Results of the Research Assessment Exercise (RAE) 2008 have placed the University of Edinburgh and Heriot-Watt University at 10th and 42nd respectively among Britain's research intensive universities.
The RAE, which rates the quality of research produced by universities through a process of peer review, will be used by Britain’s four higher education funding councils to allocate £1.5 billion of annual performance related funding to universities until 2013.
The exercise, which has previously drawn criticism for its subjective methodology and the emphasis it forces staff to place on research over teaching, has been radically reformed since it was last conducted in 2001.
The seven former ranking levels—the greatest being 5*—have been replaced by five grades ranging from 0*, or sub-standard, to 4*, or world-leading.
In addition, whereas research departments were previously assessed as a single entity—gaining a 5* ranking if anything more than 51% of research was said to be world leading—the 2008 report has given departments a more precise average score.
The RAE does not conclusively rank universities, and researchers will have to wait until March to hear the implications it will have on funding, but tables compiled by The Guardian and the Times Higher Education Supplement have suggested that there could be cause to celebrate in Edinburgh.
The University of Edinburgh is thought to have benefited from the new system, having climbed twelve places to 10th in The Guardian’s assessment and sitting comfortably at 7th in The Times. Heriot-Watt University has also consolidated its strong performance in 2001, retaining its position at 42 in The Guardian, just ten places below the University of Glasgow.
Heriot-Watt principal Anton Muscatelli expressed his happiness with the findings, saying: "We have more than doubled the percentage of Heriot-Watt research results which are at or above the national average, from 24 per cent to 50 per cent, which is a terrific result.
“We will use these positive results to build our research base and attract increased funding from research councils and industry, and to continue to grow our research student numbers.”
Star performers at the University of Edinburgh included the College of Medicine and Veterinary Medicine, which ranked highest in the UK for research in hospital and laboratory based clinical subjects.
English Literature was another department applauded by university principal Professor Timothy O’Shea, for attaining a place in the top three in the UK, with 40 per cent of its research rated as 4*.
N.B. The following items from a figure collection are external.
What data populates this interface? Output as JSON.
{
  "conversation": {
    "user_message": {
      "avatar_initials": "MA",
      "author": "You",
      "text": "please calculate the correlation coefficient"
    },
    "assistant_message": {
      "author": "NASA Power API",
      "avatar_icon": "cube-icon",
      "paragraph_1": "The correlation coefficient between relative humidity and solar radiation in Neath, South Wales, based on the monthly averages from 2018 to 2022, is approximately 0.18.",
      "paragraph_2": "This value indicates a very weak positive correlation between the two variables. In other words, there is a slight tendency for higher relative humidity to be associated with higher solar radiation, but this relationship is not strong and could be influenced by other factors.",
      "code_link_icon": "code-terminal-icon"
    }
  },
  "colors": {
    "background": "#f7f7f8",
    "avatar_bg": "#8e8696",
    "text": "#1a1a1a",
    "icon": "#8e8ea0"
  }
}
Some controversy has surrounded this year’s results, which have not included precise information on the numbers of staff submitted by each institution for assessment, with some accusations that under-performing staff members have been swept under the carpet.
Both The Times and The Guardian have attempted to estimate the proportion of staff hidden from assessors in compiling their tables but this has created some wildly varying results lower down the rankings.
The Guardian has given Napier and Queen Margaret universities some cause for concern in this year’s results, ranked at 102nd and 114th respectively out of a total of 116.
However, The Times places the two institutions at 72nd and 64th.
A spokesperson for Napier University told The Journal: “The 102 out of 116 ranking for Napier University found in The Guardian was taken from one particular publication using a single metric.
"Funding, however, is likely to be based on a combination of quality and the number of staff submitted, and on this basis we are confident that our relative position has improved significantly, as indicated by the 72nd position recorded in the table produced by the University of Lancaster and published by Times Higher Education.
“We therefore look forward to much improved funding based on a significantly improved performance from the previous exercise in 2001.”